Keynote Address: "Creating Computing Education For Everyone," Mark Guzdial. (11.18.23)

Abstract: The term “computer science” was invented to describe something that should be taught to everyone in order to facilitate learning in other subjects and to reduce the dangers from having a powerful new technology controlled by only a few. Computing education has not become the democratizing and universally empowering force imagined in the 1960’s. Today, computer science has a narrow definition and is mostly about getting a high-paying technology job. If we want to reach the original and more general goal, we have to change how we teach computing and support alternative end-points for computing education. In this talk, I review the history of “computer science” and its earlier purpose. I describe and demonstrate new kinds of languages, courses, and ways of teaching that broaden accessibility to computing education. The goal is for everyone to be able to understand, use, and critique the digital and computational systems that affect their lives.

More about the Koli conference and the award here.

 

Session Presentation: "Identifying the Computing Education Needs of Liberal Arts and Science Students" August Evrard and Mark Guzdial (11.17.23)

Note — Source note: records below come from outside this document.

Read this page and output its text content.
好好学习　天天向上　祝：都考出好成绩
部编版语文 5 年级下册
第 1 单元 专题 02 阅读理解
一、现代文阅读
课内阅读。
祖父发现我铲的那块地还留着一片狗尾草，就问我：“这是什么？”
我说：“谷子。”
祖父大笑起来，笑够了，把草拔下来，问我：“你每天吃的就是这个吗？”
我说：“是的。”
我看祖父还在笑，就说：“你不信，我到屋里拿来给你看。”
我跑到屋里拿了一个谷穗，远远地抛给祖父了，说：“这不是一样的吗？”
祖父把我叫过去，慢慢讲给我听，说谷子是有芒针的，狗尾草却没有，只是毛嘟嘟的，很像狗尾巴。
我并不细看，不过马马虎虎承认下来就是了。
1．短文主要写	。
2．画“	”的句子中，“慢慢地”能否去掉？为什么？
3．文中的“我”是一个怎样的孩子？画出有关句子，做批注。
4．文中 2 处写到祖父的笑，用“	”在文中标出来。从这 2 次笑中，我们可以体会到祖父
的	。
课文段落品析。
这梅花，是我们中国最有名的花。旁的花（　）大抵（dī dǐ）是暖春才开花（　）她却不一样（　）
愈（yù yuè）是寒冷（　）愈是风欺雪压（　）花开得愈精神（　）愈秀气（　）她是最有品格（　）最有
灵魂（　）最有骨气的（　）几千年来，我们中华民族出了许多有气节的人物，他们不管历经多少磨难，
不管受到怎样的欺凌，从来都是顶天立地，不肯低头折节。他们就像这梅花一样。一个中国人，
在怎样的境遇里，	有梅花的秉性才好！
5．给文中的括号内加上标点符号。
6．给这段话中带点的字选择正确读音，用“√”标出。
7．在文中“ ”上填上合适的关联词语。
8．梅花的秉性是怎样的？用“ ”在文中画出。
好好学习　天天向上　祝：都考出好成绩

Abstract: As a field, computing’s deepest roots lie in liberal arts domains such as philosophy and linguistics. As new technologies rapidly expanded the field, the computer science curricula emerged. The current undergraduate areas of study, including computer science and software engineering, focus on preparing students for careers in the computing industry or academia. The “born digital” students of a modern liberal arts institution need a different, less technology-heavy, form of computing education to support their careers as future scientists, artists, or humanists. At our large, research-focused, US university, the College of Literature, Science, and the Arts (LSA) charged a task force with defining the computing education needs for their students, chaired by the authors. We describe our process, findings and outcomes here with the aim of offering a reference template to faculty at universities that have experienced a similar growth to prominence of computer science in the undergraduate curriculum. The task force identified emergent themes of discovery, expression, and justice that we using to establish a new program, the Program for Computing in the Arts and Sciences (PCAS). Our themes and process may help other liberal arts and sciences programs organize the computing education needs in supportof all their undergraduate students.

An Award Winning Discussion!!

August Evrard and Mark Guzdial earned the Best Discussion Award for their engaging presentation on the foundational work of the Computing Education Task Force and later establishment of the Program in Computing for the Arts and Sciences (PCAS) and its two minors: Computing for Expression and Computing for Scientific Discovery.